In contrast, the dismantling of the welfare state will leave families unable to provide for periods of unemployment, and will decimate public education, health care and pensions. The ranks of the working poor will swell, as wages are driven down. The impact of downsizing and computerisation will continue to drive substantial sections of the former middle class into the ranks of the working class.
New Labour's 179-seat majority in Parliament and favourable opinion polls give it the appearance of mass support, but on a more fundamental level the government lacks any firm social base. Not only has Labour's right-wing programme alienated broad sections of its former working class supporters; but the party itself is no longer a vehicle through which they can influence government policy.
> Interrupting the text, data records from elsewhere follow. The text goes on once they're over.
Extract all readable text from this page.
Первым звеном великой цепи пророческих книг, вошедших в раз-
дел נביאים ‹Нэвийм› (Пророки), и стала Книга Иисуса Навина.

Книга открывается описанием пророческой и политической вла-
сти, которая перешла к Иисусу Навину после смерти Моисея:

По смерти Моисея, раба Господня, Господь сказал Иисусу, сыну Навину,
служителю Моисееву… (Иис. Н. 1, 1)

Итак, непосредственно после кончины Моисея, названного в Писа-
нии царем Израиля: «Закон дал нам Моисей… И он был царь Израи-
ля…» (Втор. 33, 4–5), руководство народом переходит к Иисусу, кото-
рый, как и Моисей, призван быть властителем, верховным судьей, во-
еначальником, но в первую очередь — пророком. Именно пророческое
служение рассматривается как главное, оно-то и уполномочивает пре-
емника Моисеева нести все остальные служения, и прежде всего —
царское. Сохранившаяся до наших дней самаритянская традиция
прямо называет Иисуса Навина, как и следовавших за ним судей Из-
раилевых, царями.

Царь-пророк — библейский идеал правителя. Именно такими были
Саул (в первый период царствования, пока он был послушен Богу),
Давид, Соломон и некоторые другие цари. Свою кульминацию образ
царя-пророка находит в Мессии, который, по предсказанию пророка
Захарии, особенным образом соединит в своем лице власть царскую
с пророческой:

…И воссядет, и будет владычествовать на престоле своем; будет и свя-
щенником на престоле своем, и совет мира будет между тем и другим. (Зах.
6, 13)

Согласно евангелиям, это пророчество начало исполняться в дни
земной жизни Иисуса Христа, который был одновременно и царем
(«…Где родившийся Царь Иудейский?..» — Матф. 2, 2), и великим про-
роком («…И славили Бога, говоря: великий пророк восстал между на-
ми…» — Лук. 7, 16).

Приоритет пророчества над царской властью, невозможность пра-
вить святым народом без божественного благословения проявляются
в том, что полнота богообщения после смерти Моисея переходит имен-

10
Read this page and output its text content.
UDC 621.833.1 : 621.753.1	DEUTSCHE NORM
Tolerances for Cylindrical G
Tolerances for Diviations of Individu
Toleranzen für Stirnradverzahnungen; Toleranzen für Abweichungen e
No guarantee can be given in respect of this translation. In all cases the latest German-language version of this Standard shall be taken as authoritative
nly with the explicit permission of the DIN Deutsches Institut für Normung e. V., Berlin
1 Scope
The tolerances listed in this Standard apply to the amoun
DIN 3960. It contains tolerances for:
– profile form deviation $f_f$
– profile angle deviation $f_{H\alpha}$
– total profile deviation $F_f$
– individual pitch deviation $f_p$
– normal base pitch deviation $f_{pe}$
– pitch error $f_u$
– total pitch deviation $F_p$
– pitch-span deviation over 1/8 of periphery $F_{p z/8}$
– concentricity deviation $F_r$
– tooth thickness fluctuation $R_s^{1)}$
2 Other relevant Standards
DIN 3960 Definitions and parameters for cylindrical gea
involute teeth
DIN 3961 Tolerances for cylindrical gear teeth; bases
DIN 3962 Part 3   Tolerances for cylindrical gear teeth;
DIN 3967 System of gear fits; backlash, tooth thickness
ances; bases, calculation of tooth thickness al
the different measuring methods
Labour's historic connection with the working class was through its base in the trade unions. Today the unions advance the same pro-business polices as Blair. Moreover, the bankroll provided by big business means that only a third of New Labour's funds come from the political levy paid by union members.
New Labour relies on a servile right-wing press to conceal the real impact its policies will have and drum up popular support. Dissent within the Labour Party is stifled. Party conferences have become US-style conventions and Blair a presidential figure, issuing policy dictates drawn up by advisory committees over the head of his own Cabinet.
New Labour does not face any effective opposition in parliament, yet Blair has brought several Tories into government positions and granted the Liberal Democrats seats on Cabinet committees. There is constant talk of a merger between New Labour and the Liberal Democrats. In this way Blair is seeking to create a de-facto government of national unity in the name of ending "outdated party politics."
By these means Labour has succeeded, so far, in carrying out its programme largely unhindered. In the long-term, the closure of all the traditional parliamentary avenues for expressing dissent will have explosive ramifications. New political avenues will be sought through which working people can articulate their grievances and aspirations.
The impact of this will be felt not just in Britain, but throughout Europe. The coming to power of New Labour was only the first in a series of political overturns across the continent. Social democratic regimes like that of Lionel Jospin in France now dominate Europe after almost two decades of conservative rule. In the coming elections in Germany the Social Democratic Party is expected to repeat this trend, replacing Kohl's Christian Democrat-led coalition, which has ruled for 17 years.
These new governments have continued the right-wing policies of the governments they replaced. The parties through which workers have historically sought to defend their livelihoods have been transformed into the main vehicles for imposing cuts in welfare spending, privatising state utilities and offering ever-greater concessions to the corporations.
Thus far the working class has been politically sidelined. From their own bitter experiences, workers sense that the old reformist nostrums based on national regulation of the economy no longer work. To the extent, however, that they mistakenly identify such policies with socialism, they are blocked from formulating an independent response.
The political reorientation of the working class requires a new international socialist strategy. It demands the construction of new parties that seek to eradicate social inequality through the reorganisation of economic life to meet social needs, rather than the drive for profit. This is the programme of the Socialist Equality Party in Britain and our sister parties throughout the world.